DIED 2006
IT’S EASY TO LOOK down on men who pay women to be nice to them, but I believe I had a similar relationship with the lady who came to clean my house on Wednesdays. A big, bosomy, brown-eyed strawberry blond in a Garfield T-shirt that read DOMESTIC GODDESS, her greatest loves were Jesus and her cat, yet she had a startlingly dry wit and broad mind. And a grown daughter somewhere, an ailing, difficult mother, some bitchy neighbors in the trailer park who complained about her blow-up pool. We talked about these things, and also about how I should switch the rugs in my living room, and she convinced me to buy a dehumidifier for the basement on eBay. All for $16 an hour. When she fell out with another of “her girls,” as she called her cleaning clients, over a broken knickknack, I experienced a little moment of sibling victory.
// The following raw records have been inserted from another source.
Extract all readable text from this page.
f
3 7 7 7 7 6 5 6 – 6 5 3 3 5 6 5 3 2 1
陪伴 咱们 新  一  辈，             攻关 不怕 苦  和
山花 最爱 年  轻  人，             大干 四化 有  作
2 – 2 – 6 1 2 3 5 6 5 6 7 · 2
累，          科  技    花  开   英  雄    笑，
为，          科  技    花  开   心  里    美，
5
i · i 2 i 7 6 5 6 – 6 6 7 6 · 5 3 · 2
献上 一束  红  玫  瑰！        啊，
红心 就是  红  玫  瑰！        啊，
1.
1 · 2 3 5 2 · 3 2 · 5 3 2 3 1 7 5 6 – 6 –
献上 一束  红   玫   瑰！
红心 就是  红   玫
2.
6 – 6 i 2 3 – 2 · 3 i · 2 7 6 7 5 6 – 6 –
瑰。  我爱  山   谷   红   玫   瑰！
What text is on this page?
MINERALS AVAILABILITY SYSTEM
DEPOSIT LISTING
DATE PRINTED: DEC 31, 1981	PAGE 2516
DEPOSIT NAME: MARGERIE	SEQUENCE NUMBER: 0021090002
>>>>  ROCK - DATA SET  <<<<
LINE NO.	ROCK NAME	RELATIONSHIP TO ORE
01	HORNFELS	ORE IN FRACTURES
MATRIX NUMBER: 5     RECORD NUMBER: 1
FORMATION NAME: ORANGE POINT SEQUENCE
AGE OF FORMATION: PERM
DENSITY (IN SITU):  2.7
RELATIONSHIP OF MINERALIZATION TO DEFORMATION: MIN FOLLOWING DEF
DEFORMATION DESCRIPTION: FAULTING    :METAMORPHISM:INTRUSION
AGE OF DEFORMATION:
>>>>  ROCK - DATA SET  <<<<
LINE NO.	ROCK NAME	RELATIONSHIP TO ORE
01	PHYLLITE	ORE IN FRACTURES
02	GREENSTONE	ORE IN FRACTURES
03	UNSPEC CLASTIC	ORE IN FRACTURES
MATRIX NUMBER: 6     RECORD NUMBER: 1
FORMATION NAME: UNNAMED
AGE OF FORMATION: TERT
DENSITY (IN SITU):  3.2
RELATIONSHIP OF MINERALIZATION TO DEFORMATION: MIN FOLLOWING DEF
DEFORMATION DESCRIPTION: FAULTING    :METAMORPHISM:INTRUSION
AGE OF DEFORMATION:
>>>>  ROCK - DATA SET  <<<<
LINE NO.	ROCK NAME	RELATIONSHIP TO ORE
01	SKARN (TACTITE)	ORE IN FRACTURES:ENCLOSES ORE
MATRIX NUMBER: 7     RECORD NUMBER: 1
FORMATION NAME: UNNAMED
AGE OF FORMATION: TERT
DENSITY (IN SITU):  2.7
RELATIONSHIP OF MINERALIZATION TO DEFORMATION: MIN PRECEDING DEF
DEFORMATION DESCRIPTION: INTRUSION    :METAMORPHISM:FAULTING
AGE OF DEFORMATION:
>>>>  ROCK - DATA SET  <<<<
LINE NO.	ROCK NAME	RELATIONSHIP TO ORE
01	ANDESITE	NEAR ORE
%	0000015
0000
She drove an old white Cadillac that couldn’t make it up our driveway in the winter. We begged her to park it at the end and we’d ferry her in the SUV, but driving on the icy hills was terrifying to her—she’d rather walk a quarter mile through the snow in her little white sandals. One day she told me she felt like she was part man inside. I told her I felt just the same way. Then right around Christmas last year, she suddenly started showing up with two helpers. They’d clean the house and she’d sit out in the Caddy. I begged her to come in for a cup of tea. Next time, the helpers showed up alone. Oh, didn’t you hear? No, and I could hardly believe she’d had some horrible cancer for which she’d refused treatment and that she’d died alone in that trailer. Since last goddamn week! Didn’t she know I would have come in a minute?